Attendrie par un petit tamia retrouvé mort, Shana Patry rend hommage aux bêtes sauvages dans son exposition « Éphémère » qui regroupe huit toiles.

Peindre la mort pour souligner la vie

Attendrie par un petit tamia retrouvé mort noyé au chalet familial, situé au Lac-Saint-Jean, à l’été 2017, Shana Patry s’est laissé imprégner par la magie du moment. S’en est suivi une collection de huit oeuvres.

« Ce jour-là, alors que je m’apprêtais à enterrer le tamia, je l’ai trouvé bien seul dans son petit trou. J’ai ajouté une de ces fleurs qui poussent partout à l’état sauvage et qui attire les monarques. Puis, j’ai pris une photo, avant de remettre la terre », explique l’artiste peintre.

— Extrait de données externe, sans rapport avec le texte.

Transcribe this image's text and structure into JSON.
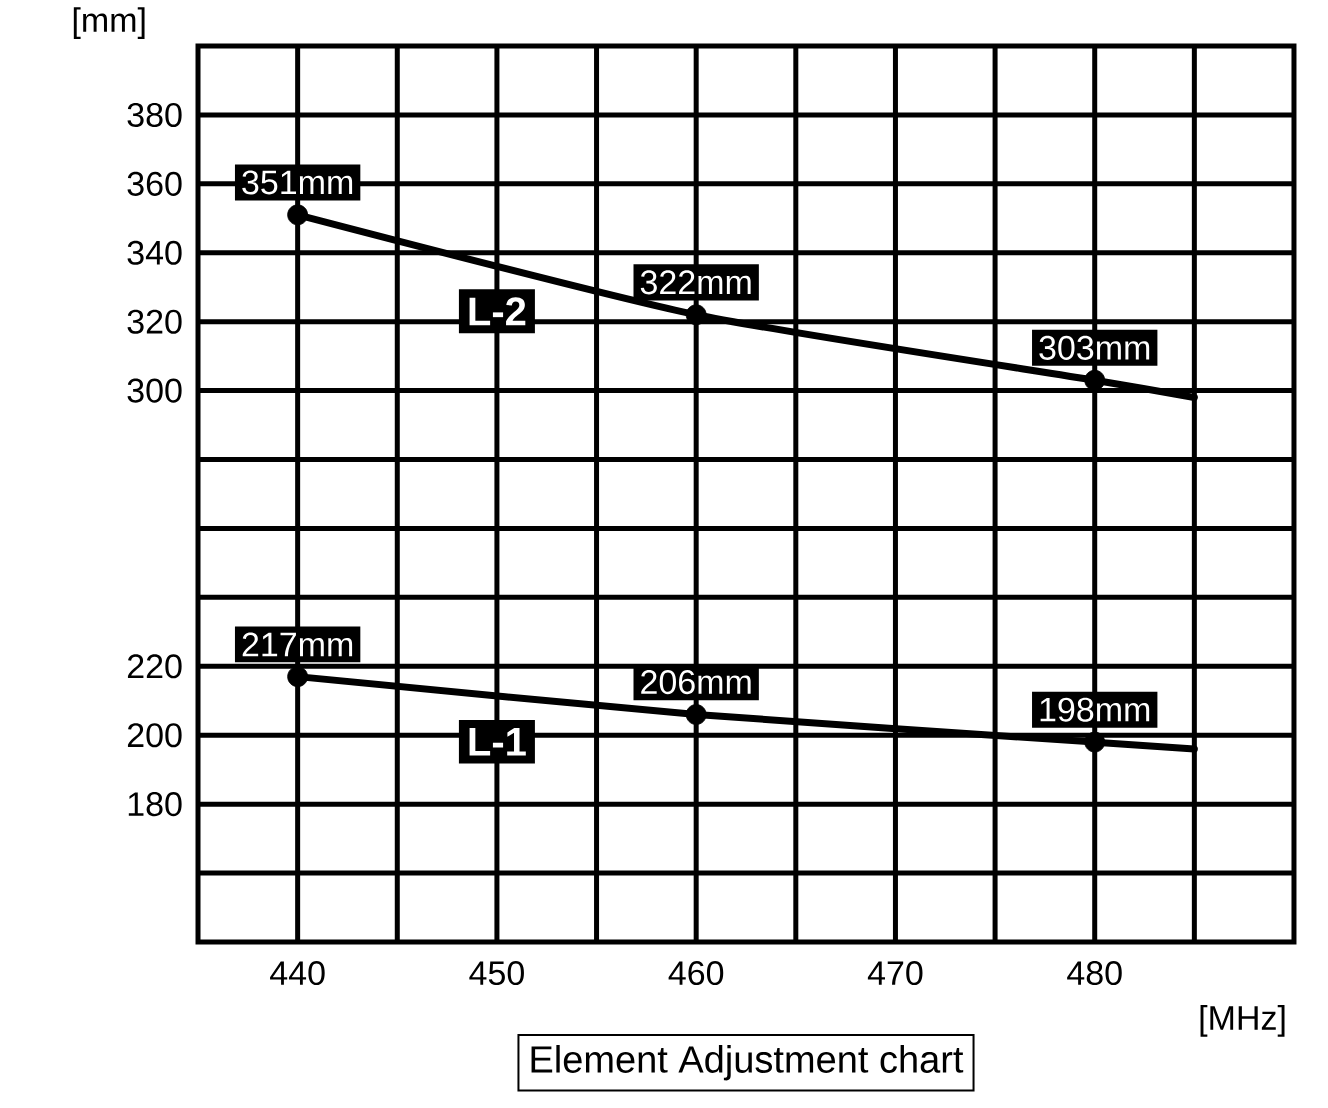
{
  "chart_data": {
    "type": "line",
    "title": "Element Adjustment chart",
    "xlabel": "[MHz]",
    "ylabel": "[mm]",
    "xlim": [
      435,
      490
    ],
    "xticks": [
      440,
      {
        "value": 445,
        "label": null
      },
      450,
      {
        "value": 455,
        "label": null
      },
      460,
      {
        "value": 465,
        "label": null
      },
      470,
      {
        "value": 475,
        "label": null
      },
      480,
      {
        "value": 485,
        "label": null
      }
    ],
    "ylim": [
      140,
      400
    ],
    "yticks": [
      {
        "value": 160,
        "label": null
      },
      180,
      200,
      220,
      {
        "value": 240,
        "label": null
      },
      {
        "value": 260,
        "label": null
      },
      {
        "value": 280,
        "label": null
      },
      300,
      320,
      340,
      360,
      380
    ],
    "grid": true,
    "series": [
      {
        "name": "L-2",
        "color": "#000000",
        "x": [
          440,
          460,
          480,
          485
        ],
        "values": [
          351,
          322,
          303,
          298
        ]
      },
      {
        "type": "scatter",
        "color": "#000000",
        "marker": "circle",
        "x": [
          440,
          460,
          480
        ],
        "values": [
          351,
          322,
          303
        ],
        "value_labels": [
          "351mm",
          "322mm",
          "303mm"
        ]
      },
      {
        "name": "L-1",
        "color": "#000000",
        "x": [
          440,
          460,
          480,
          485
        ],
        "values": [
          217,
          206,
          198,
          196
        ]
      },
      {
        "type": "scatter",
        "color": "#000000",
        "marker": "circle",
        "x": [
          440,
          460,
          480
        ],
        "values": [
          217,
          206,
          198
        ],
        "value_labels": [
          "217mm",
          "206mm",
          "198mm"
        ]
      }
    ]
  }
}
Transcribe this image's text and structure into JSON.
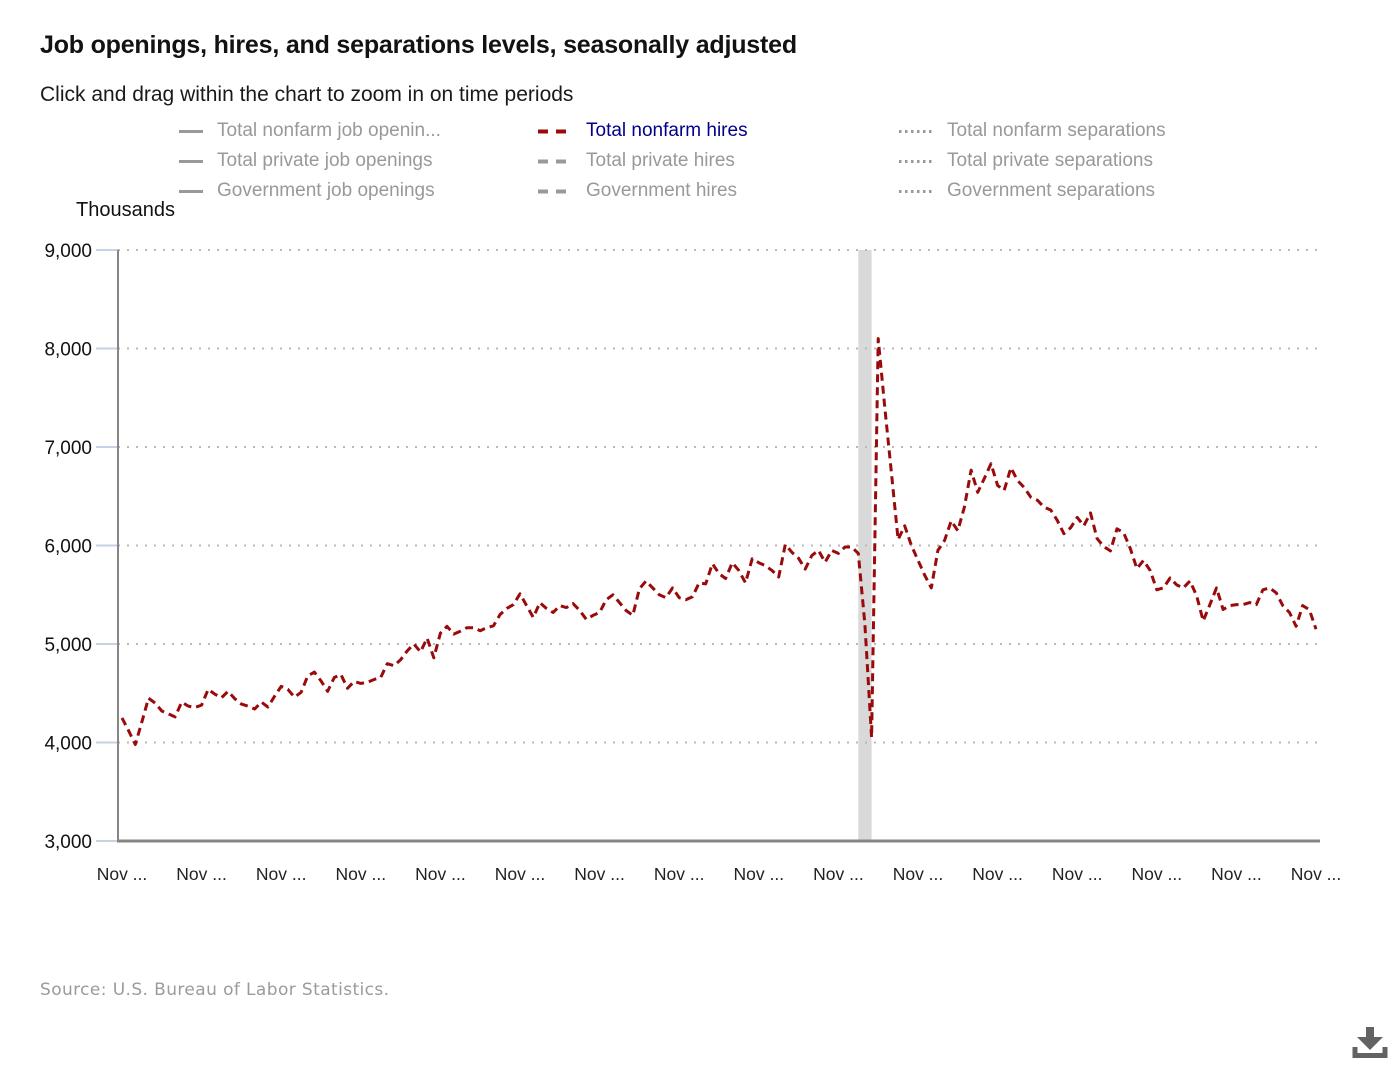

C’est ainsi que le processus de création s’enclencha. Shana passa 21 jours à s’amuser, à temps perdu, sur cette première toile qui allait devenir la première de la série Éphémère. Habituée de plonger dans le surréaliste, elle souhaitait que cette collection soit plutôt réaliste et se rapproche à un caillou près de la véritable scène. Un attachement particulier s’est créé entre l’artiste et son oeuvre.

L’exposition solo « Éphémère » de Shana Patry est présentée à la maison de thé la Théière à l’Envers, située au 150 rue Racine Est, Chicoutimi, jusqu’à la fin du mois d’août.

« Mon tamia a longtemps eu une place de choix dans ma cuisine », précise Shana.

Malgré toute cette passion qu’elle met dans chacune de ses toiles, elle ne les garde jamais très longtemps auprès d’elle. « Je préfère les vendre pour faire place à de la nouveauté », lance-t-elle.

Inspirée par son tendre petit rongeur, elle désirait poursuivre cet hommage dédié aux bêtes sauvages qui meurent. Sur un groupe Facebook, réunissant des taxidermistes provenant des quatre coins du monde, elle proposa aux membres de participer à son projet en lui envoyant des photos d’animaux morts. Elle reçut plus de 200 clichés, accompagnés de leurs histoires. Outre les sept photos choisies, elle a conservé précieusement une cinquantaine d’images pour des idées futures.

L’artiste a fait appel à des taxidermistes pour recueillir des images d’animaux morts et en faire des tableaux.

De ces photos sont nés des oiseaux, un orignal, un serpent, des rongeurs et un coyote peints dans leur repos final, ayant presque l’air de dormir, embellis de fruits mûrs et de fleurs.

« Pour moi, peindre la mort c’est surtout souligner la vie. Affronter en face quelque chose qu’on passe littéralement notre vie à essayer de balayer sous le tapis », poursuit la jeune femme. Sa série Éphémère met en lumière ces scènes difficiles à regarder, mais qui se passent autour de nous, tous les jours.

Expositions
Le 7 juin dernier, l’artiste de Saguenay vivait son cinquième vernissage pour présenter cette collection qui a vu le jour au travers de nombreux autres projets. L’exposition Éphémère restera en place à la Maison de Thé La Théière à l’Envers, située au 150 rue Racine Est à Chicoutimi, jusqu’à la fin du mois d’août. Cet endroit, qu’elle chérit pour l’accueil chaleureux des propriétaires, a une place privilégiée dans son coeur, puisque c’est le tout premier endroit qui lui a donné sa chance lors de son premier vernissage en 2016.

Dans l’exposition, des oiseaux, un orignal, un serpent, des rongeurs et un coyote peints dans leur repos final.

Animaux
Installée dans son appartement, à Jonquière, entourée de son lapin, sa tortue et son chat, Shana ne se lasse pas de peindre des bêtes de toutes les couleurs. Depuis deux ans, elle gagne principalement sa vie en peignant des animaux adorés par leurs humains. « J’ai près de 330 aquarelles de faites à partir de photos qu’on m’envoie. Mes clients sont principalement aux États-Unis », souligne-t-elle. C’est via sa boutique Etsy (https://www.etsy.com/ca-fr/shop/ShanaPatry/items) qu’elle fait connaître son art, vend ses toiles et prend les commandes.

Parcours
Âgée de 22 ans, Shana Patry a choisi de gagner sa vie grâce à son art. Le défi est doublement audacieux puisqu’elle a aussi fait le choix de rester dans sa région, au Saguenay. Jour après jour, depuis deux ans, les nombreuses personnes qui font appel à son talent lui confirment qu’elle a fait le bon choix. Bien qu’elle adore son mode de vie, et qu’elle peut créer quand bon lui semble, elle doit aussi faire quelques sacrifices. « Disons que je ne pourrais pas me payer de voiture ni de voyage dans le Sud », conclut-elle en riant.